Announced alongside the Olympus E-P5 is a new VF-4 electronic viewfinder. As with the previous VF-2 finder it boasts a free-angle design, which allows the eye-piece to be rotated upwards, although its resolution is significantly higher at 2.36million dots (compared with the VF-2’s 1.15million dots).
Its lag time is said to be as short as 0.032 seconds – which potentially makes it suitable for action photography – and Olympus also claims that it only takes 0.4 seconds for the camera to alternate between the viewfinder and camera’s rear display, thanks to its sensitive built-in sensor.

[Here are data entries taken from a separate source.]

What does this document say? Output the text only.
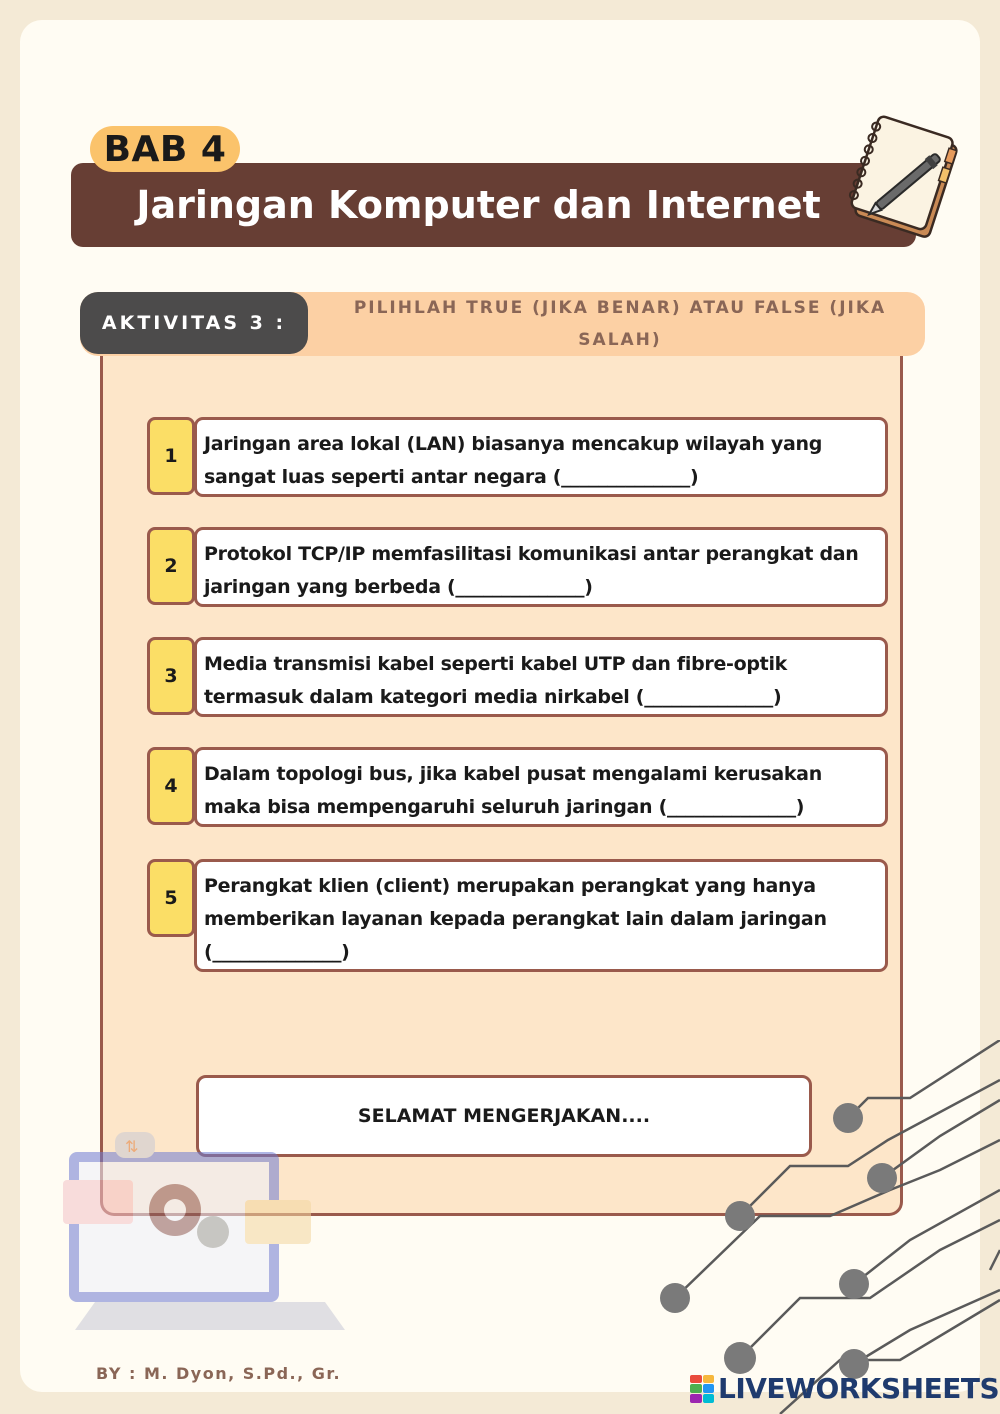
BAB 4
Jaringan Komputer dan Internet
AKTIVITAS 3 :
PILIHLAH TRUE (JIKA BENAR) ATAU FALSE (JIKA SALAH)
1
Jaringan area lokal (LAN) biasanya mencakup wilayah yang sangat luas seperti antar negara (______________)
2
Protokol TCP/IP memfasilitasi komunikasi antar perangkat dan jaringan yang berbeda (______________)
3
Media transmisi kabel seperti kabel UTP dan fibre-optik termasuk dalam kategori media nirkabel (______________)
4
Dalam topologi bus, jika kabel pusat mengalami kerusakan maka bisa mempengaruhi seluruh jaringan (______________)
5
Perangkat klien (client) merupakan perangkat yang hanya memberikan layanan kepada perangkat lain dalam jaringan (______________)
SELAMAT MENGERJAKAN....
⇅
BY : M. Dyon, S.Pd., Gr.	LIVEWORKSHEETS
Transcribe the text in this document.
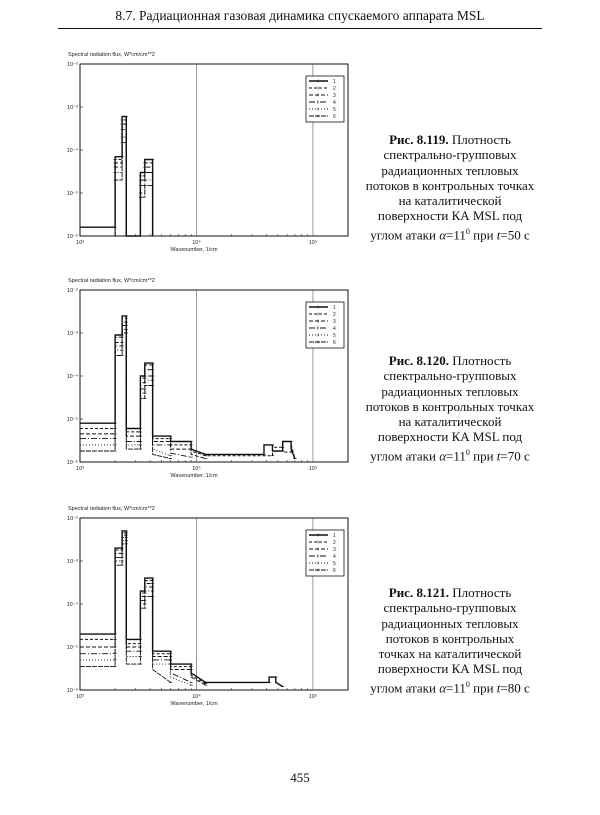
8.7. Радиационная газовая динамика спускаемого аппарата MSL
Spectral radiation flux, W*cm/cm**2
10⁻²
10⁻³
10⁻⁴
10⁻⁵
10⁻⁶
10³	10⁴	10⁵
Wavenumber, 1/cm
1
2
3
4
5
6
Рис. 8.119. Плотность
спектрально-групповых
радиационных тепловых
потоков в контрольных точках
на каталитической
поверхности КА MSL под
углом атаки $\alpha=11^0$ при t=50 с
Spectral radiation flux, W*cm/cm**2
10⁻²
10⁻³
10⁻⁴
10⁻⁵
10⁻⁶
10³	10⁴	10⁵
Wavenumber, 1/cm
1
2
3
4
5
6
Рис. 8.120. Плотность
спектрально-групповых
радиационных тепловых
потоков в контрольных точках
на каталитической
поверхности КА MSL под
углом атаки $\alpha=11^0$ при t=70 с
Spectral radiation flux, W*cm/cm**2
10⁻²
10⁻³
10⁻⁴
10⁻⁵
10⁻⁶
10³	10⁴	10⁵
Wavenumber, 1/cm
1
2
3
4
5
6
Рис. 8.121. Плотность
спектрально-групповых
радиационных тепловых
потоков в контрольных
точках на каталитической
поверхности КА MSL под
углом атаки $\alpha=11^0$ при t=80 с
455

The viewfinder’s other draw is its 1.48x magnification (0.74x in 35mm-equivalent terms), which is said to be more generous than the viewfinders on all other CSCs and APS-C DSLRs. Olympus is also said to have paid attention to its optical design to ensure images remain free from distortion.
We managed to get our hands on a pre-production sample of the Olympus E-P5 to gain a better understanding of its operation and performance. Although the full production samples are likely to have minor revisions to optimise image quality and performance, it was still possible to get a good idea of what the camera looks set to deliver.
The first thing you notice about the Olympus E-P5 is its size; possibly thanks to the articulation of the rear display it’s a little on the bulky side, which may not please everyone. Comparing specifications shows it to be just a few millimeters thicker than the E-P3 it replaces, which doesn’t sound like much, but is nevertheless noticeable on such a relatively small camera. Of course, some may prefer its size next to smaller CSCs, given the impact this has on its handling.
Indeed, general handling and operation are positive. It’s great to have a dedicated thumb rest, which means the thumb doesn’t need to rest on either the side of the display or over any buttons as on other CSCs, and with it being rubbered and curved to the edge it’s easy to hold the camera securely. The dials move freely and are large enough to get a decent grip, both of which make light work of changing exposure parameters.
The Olympus E-P5’s FAST AF focusing system appears to live up to its name, with only a slight bounce back and forth before focus is confirmed. Our brief time with the camera didn’t allow us to test it fully in a variety of conditions, or with different lenses, and naturally focus times will vary with both, but in both fine and moderately-lit conditons its speed is unlikely to disappoint. Given that the camera’s firmware is not yet final there’s every possibility this will be even more prompt on full production samples.
The camera’s rear display also appears to be pleasingly sensitive when set to focus by touch, needing only a gentle press to kick it into action. The display’s clarity and contrast appear to be similar the OLED panel on the OM-D E-M5, with an equally wide viewing angle too. Indeed, it’s easy to assume both are the same, despite being based on different technology.
Overall we’re impressed with what the Olympus E-P5 has to offer, particularly with regards to its focusing system and rear display. Although a UK RRP is yet to to be announced, it looks likely to be a more affordable alternative to the company’s OM-D E-M5, while still offering that camera’s key desirable attributes. We’ll have a full review of the camera as soon as full production samples become available.